BALTIMORE — A labor shortage has led to millions of job openings, which means workers have more options.
Companies like Amazon and UPS are on hiring sprees. Recently, both businesses announced they're hiring over a hundred thousand seasonal workers. And while sign-on bonuses or other incentives are becoming more common, they’re also being used as bait in many job scams.
“They immediately hire you without really interviewing you, asking you questions,” said Angie Barnett, president & CEO of the Better Business Bureau serving greater Maryland.
Pay can also be a good indicator of whether a job posting is real or not.
“They’re going to lure you in with high pay. If it’s a job that’s normally $15-18 an hour and they’re suddenly offering you $25 or $30 an hour that’s a warning flag,” added Barnett.
The FBI has seen job seekers being used as money mules.
“A person is hired and then sent a large check for $4,000 - 5,000 to set up their home office. The check is sent for too large of an amount, so they cash the check, which of course turns out to be fraudulent, and then they forward a chunk of that money onto the bad guy. And they’re stuck once the bank figures out it’s no good,” said Keith Custer, supervisory special agent with the FBI Baltimore field office.
And once they offer you the job, they’ll send over employment paperwork as a ruse to steal personal information.
“Names, Social Security Number, bank account and routing number, all of that information, which is normal to provide to an employer,” said Custer.
Except in job scams, this information is used to steal identities.

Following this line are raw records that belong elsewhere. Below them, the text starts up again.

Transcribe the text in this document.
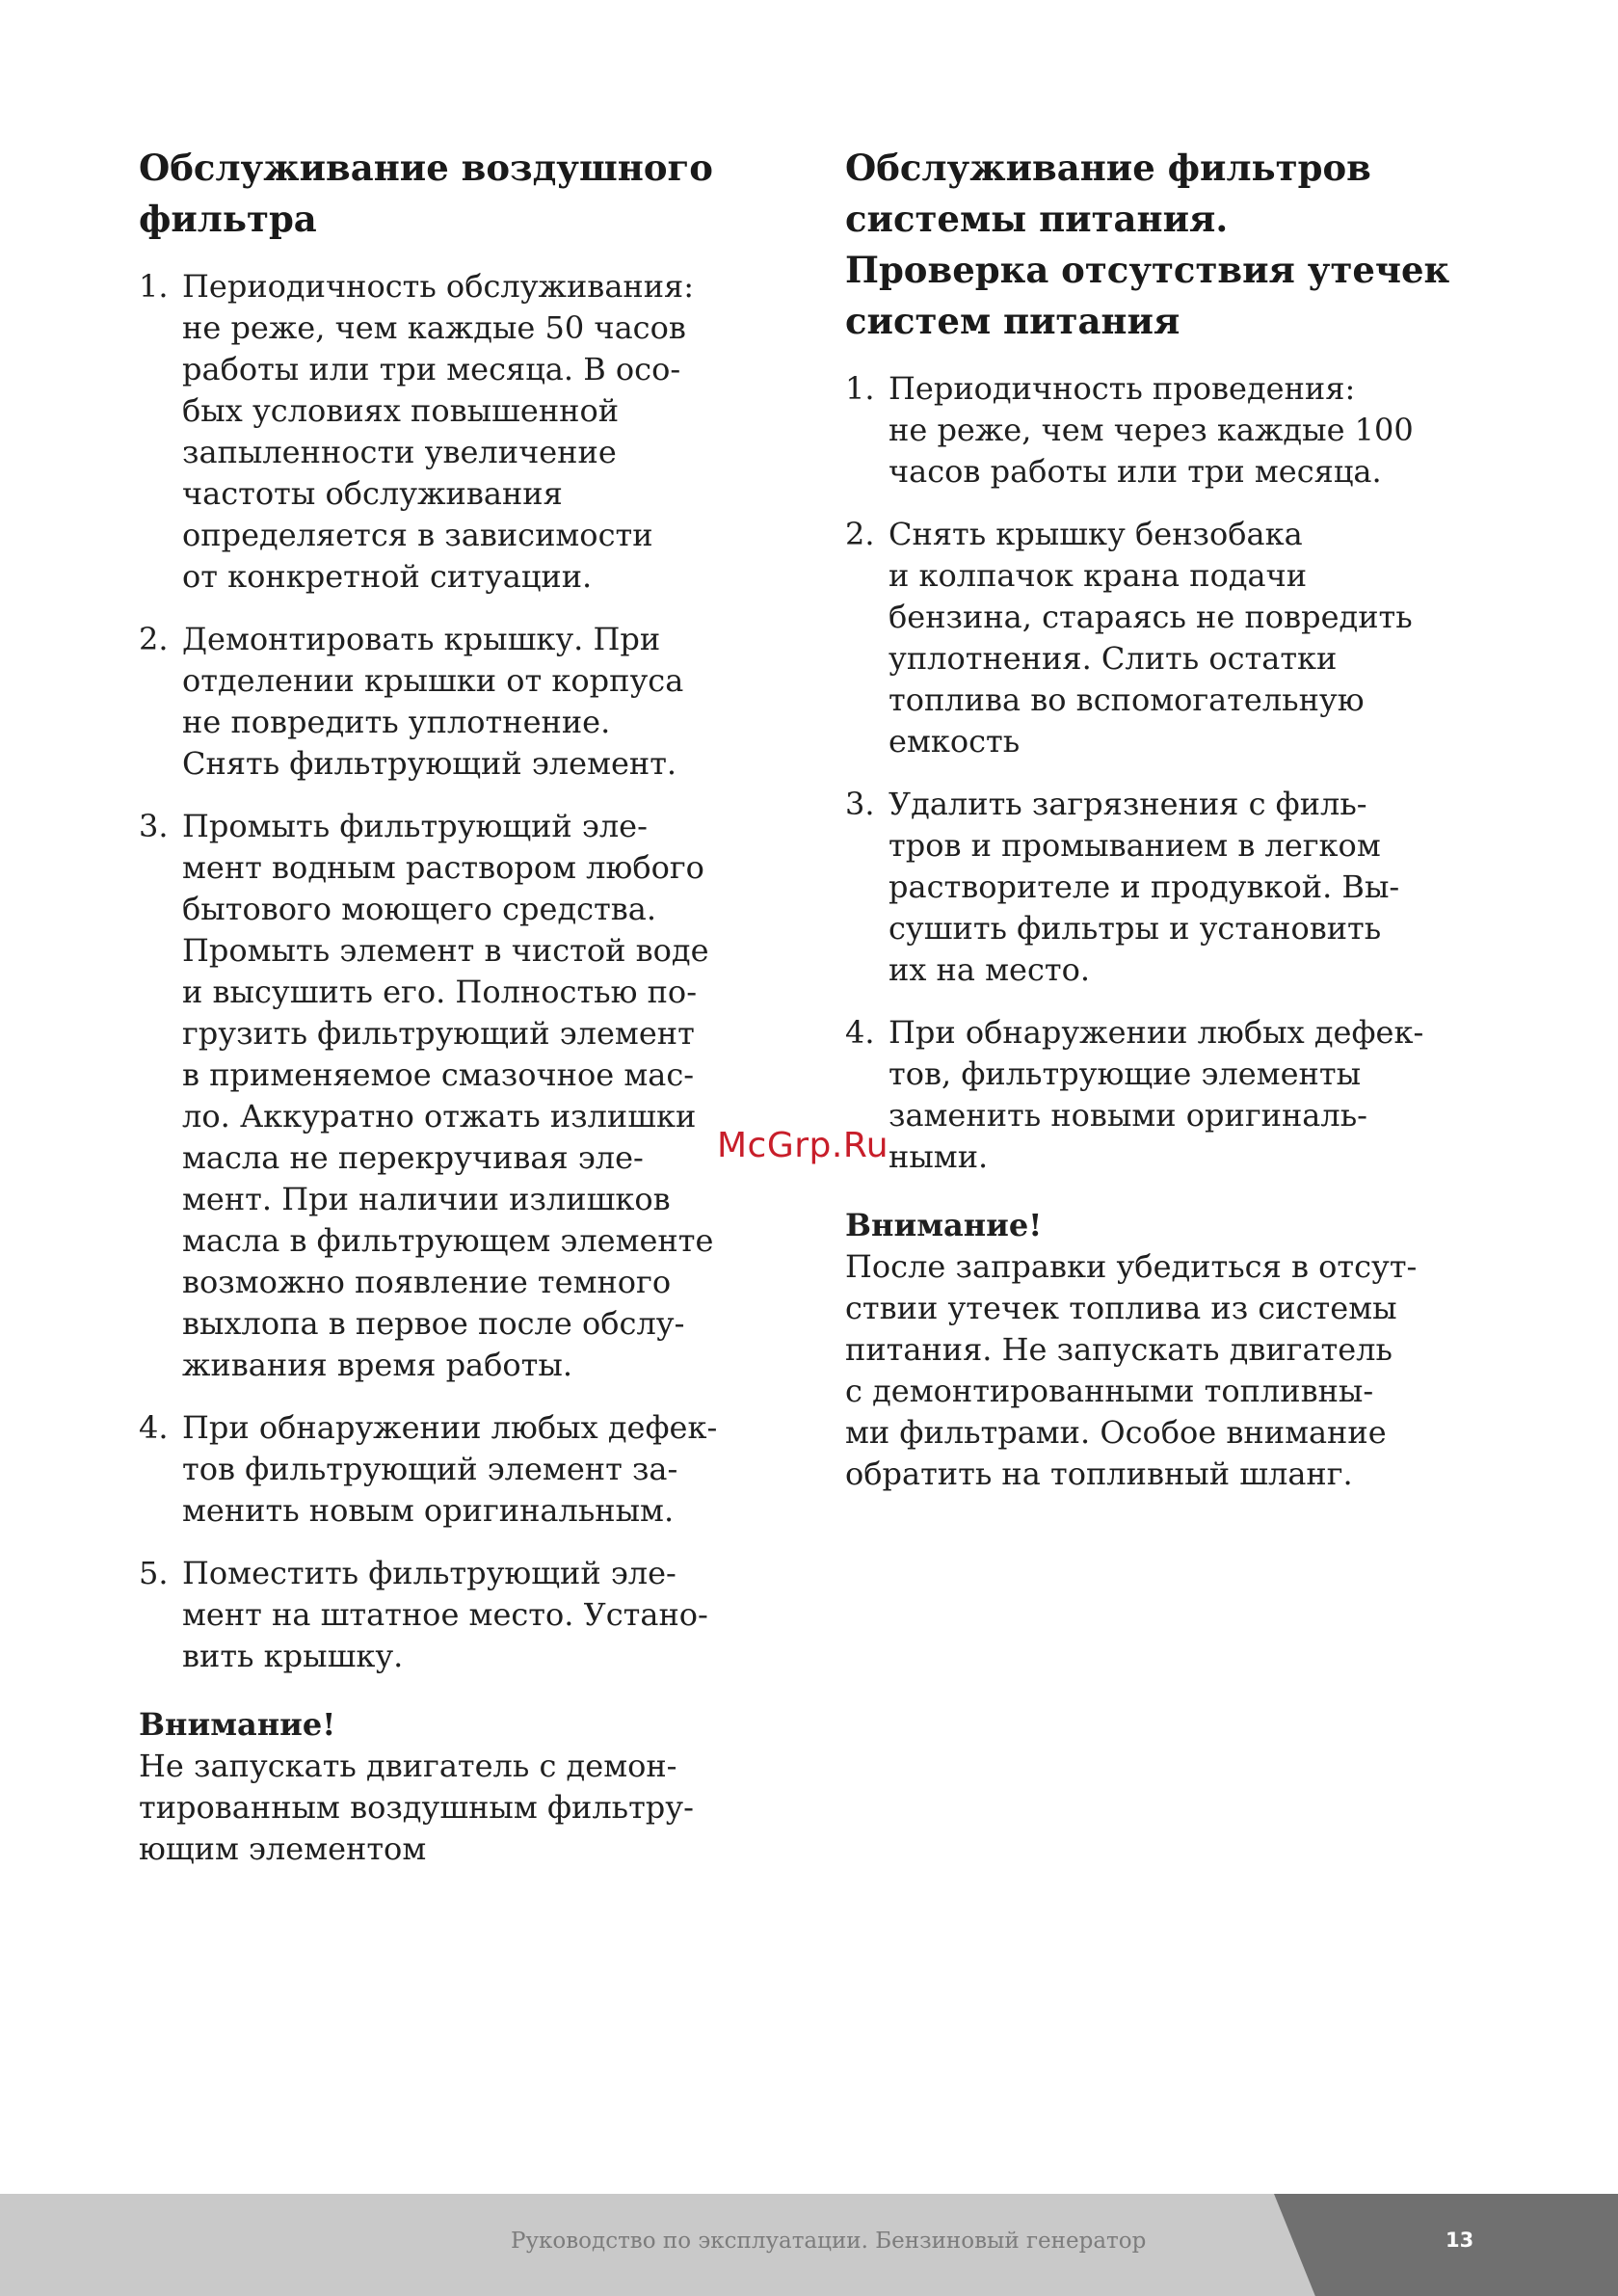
Обслуживание воздушного
фильтра
1. Периодичность обслуживания:
не реже, чем каждые 50 часов
работы или три месяца. В осо-
бых условиях повышенной
запыленности увеличение
частоты обслуживания
определяется в зависимости
от конкретной ситуации.
2. Демонтировать крышку. При
отделении крышки от корпуса
не повредить уплотнение.
Снять фильтрующий элемент.
3. Промыть фильтрующий эле-
мент водным раствором любого
бытового моющего средства.
Промыть элемент в чистой воде
и высушить его. Полностью по-
грузить фильтрующий элемент
в применяемое смазочное мас-
ло. Аккуратно отжать излишки
масла не перекручивая эле-
мент. При наличии излишков
масла в фильтрующем элементе
возможно появление темного
выхлопа в первое после обслу-
живания время работы.
4. При обнаружении любых дефек-
тов фильтрующий элемент за-
менить новым оригинальным.
5. Поместить фильтрующий эле-
мент на штатное место. Устано-
вить крышку.
Внимание!
Не запускать двигатель с демон-
тированным воздушным фильтру-
ющим элементом
Обслуживание фильтров
системы питания.
Проверка отсутствия утечек
систем питания
1. Периодичность проведения:
не реже, чем через каждые 100
часов работы или три месяца.
2. Снять крышку бензобака
и колпачок крана подачи
бензина, стараясь не повредить
уплотнения. Слить остатки
топлива во вспомогательную
емкость
3. Удалить загрязнения с филь-
тров и промыванием в легком
растворителе и продувкой. Вы-
сушить фильтры и установить
их на место.
4. При обнаружении любых дефек-
тов, фильтрующие элементы
заменить новыми оригиналь-
ными.
Внимание!
После заправки убедиться в отсут-
ствии утечек топлива из системы
питания. Не запускать двигатель
с демонтированными топливны-
ми фильтрами. Особое внимание
обратить на топливный шланг.
McGrp.Ru
Руководство по эксплуатации. Бензиновый генератор	13
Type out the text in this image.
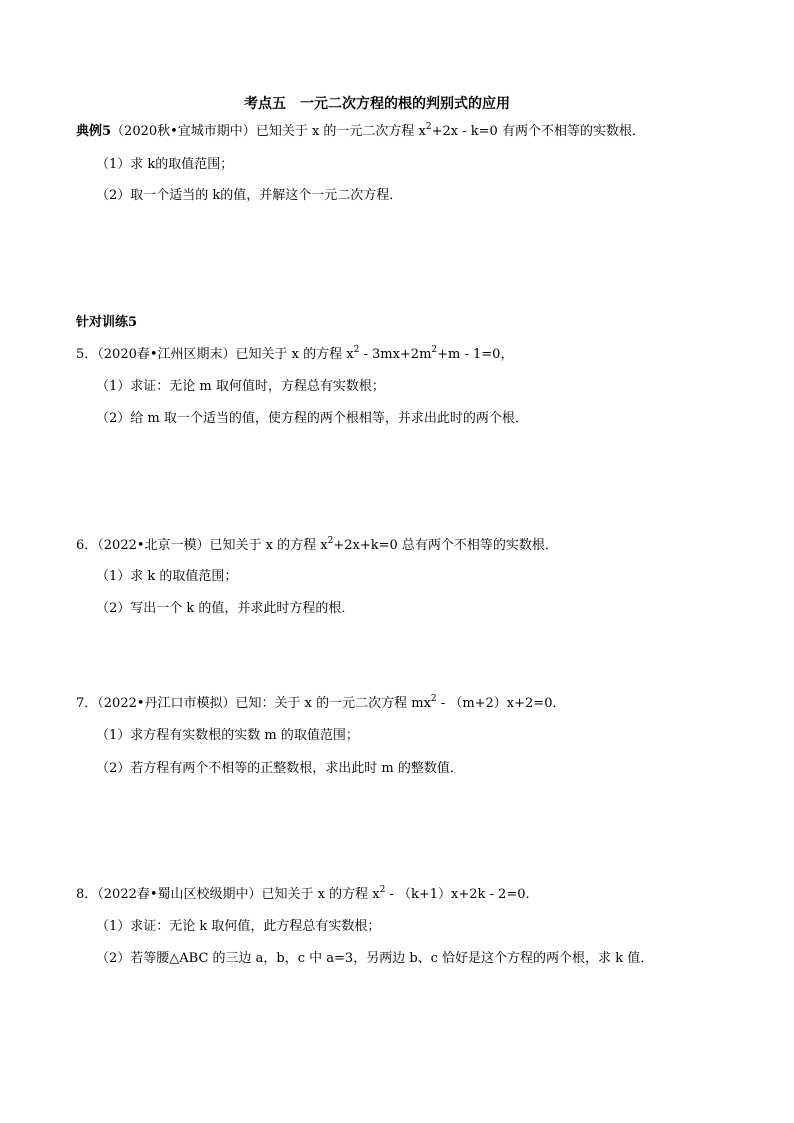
考点五　一元二次方程的根的判别式的应用
典例5（2020秋•宜城市期中）已知关于 x 的一元二次方程 $x^2+2x - k=0$ 有两个不相等的实数根．
（1）求 k的取值范围；
（2）取一个适当的 k的值，并解这个一元二次方程．
针对训练5
5．（2020春•江州区期末）已知关于 x 的方程 $x^2 - 3mx+2m^2+m - 1=0$，
（1）求证：无论 m 取何值时，方程总有实数根；
（2）给 m 取一个适当的值，使方程的两个根相等，并求出此时的两个根．
6．（2022•北京一模）已知关于 x 的方程 $x^2+2x+k=0$ 总有两个不相等的实数根．
（1）求 k 的取值范围；
（2）写出一个 k 的值，并求此时方程的根．
7．（2022•丹江口市模拟）已知：关于 x 的一元二次方程 $mx^2 - (m+2)x+2=0$．
（1）求方程有实数根的实数 m 的取值范围；
（2）若方程有两个不相等的正整数根，求出此时 m 的整数值．
8．（2022春•蜀山区校级期中）已知关于 x 的方程 $x^2 - (k+1)x+2k - 2=0$．
（1）求证：无论 k 取何值，此方程总有实数根；
（2）若等腰△ABC 的三边 a，b，c 中 a=3，另两边 b、c 恰好是这个方程的两个根，求 k 值．
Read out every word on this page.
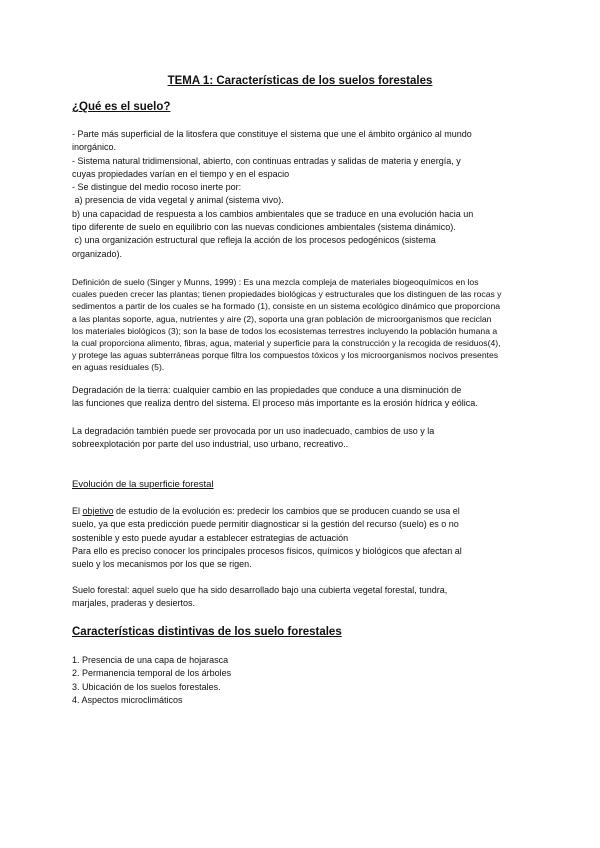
TEMA 1: Características de los suelos forestales
¿Qué es el suelo?
- Parte más superficial de la litosfera que constituye el sistema que une el ámbito orgánico al mundo
inorgánico.
- Sistema natural tridimensional, abierto, con continuas entradas y salidas de materia y energía, y
cuyas propiedades varían en el tiempo y en el espacio
- Se distingue del medio rocoso inerte por:
a) presencia de vida vegetal y animal (sistema vivo).
b) una capacidad de respuesta a los cambios ambientales que se traduce en una evolución hacia un
tipo diferente de suelo en equilibrio con las nuevas condiciones ambientales (sistema dinámico).
c) una organización estructural que refleja la acción de los procesos pedogénicos (sistema
organizado).
Definición de suelo (Singer y Munns, 1999) : Es una mezcla compleja de materiales biogeoquímicos en los
cuales pueden crecer las plantas; tienen propiedades biológicas y estructurales que los distinguen de las rocas y
sedimentos a partir de los cuales se ha formado (1), consiste en un sistema ecológico dinámico que proporciona
a las plantas soporte, agua, nutrientes y aire (2), soporta una gran población de microorganismos que reciclan
los materiales biológicos (3); son la base de todos los ecosistemas terrestres incluyendo la población humana a
la cual proporciona alimento, fibras, agua, material y superficie para la construcción y la recogida de residuos(4),
y protege las aguas subterráneas porque filtra los compuestos tóxicos y los microorganismos nocivos presentes
en aguas residuales (5).
Degradación de la tierra: cualquier cambio en las propiedades que conduce a una disminución de
las funciones que realiza dentro del sistema. El proceso más importante es la erosión hídrica y eólica.
La degradación también puede ser provocada por un uso inadecuado, cambios de uso y la
sobreexplotación por parte del uso industrial, uso urbano, recreativo..
Evolución de la superficie forestal
El objetivo de estudio de la evolución es: predecir los cambios que se producen cuando se usa el
suelo, ya que esta predicción puede permitir diagnosticar si la gestión del recurso (suelo) es o no
sostenible y esto puede ayudar a establecer estrategias de actuación
Para ello es preciso conocer los principales procesos físicos, químicos y biológicos que afectan al
suelo y los mecanismos por los que se rigen.
Suelo forestal: aquel suelo que ha sido desarrollado bajo una cubierta vegetal forestal, tundra,
marjales, praderas y desiertos.
Características distintivas de los suelo forestales
1. Presencia de una capa de hojarasca
2. Permanencia temporal de los árboles
3. Ubicación de los suelos forestales.
4. Aspectos microclimáticos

The Federal Trade Commission provided the below information to better protect job seekers from these kind of scams:
- Do an online search. Look up the name of the company or the person who’s hiring you, plus the words “scam,” “review,” or “complaint.” You might find out they’ve scammed other people.
- Talk to someone you trust. Describe the offer to them. What do they think? This also helps give you vital time to think about the offer.
- Don't pay for the promise of a job. Legitimate employers, including the federal government, will never ask you to pay to get a job. Anyone who does is a scammer.
- Never bank on a “cleared” check. No legitimate potential employer will ever send you a check and then tell you to send on part of the money, or buy gift cards with it. That’s a fake check scam. The check will bounce, and the bank will want you to repay the amount of the fake check.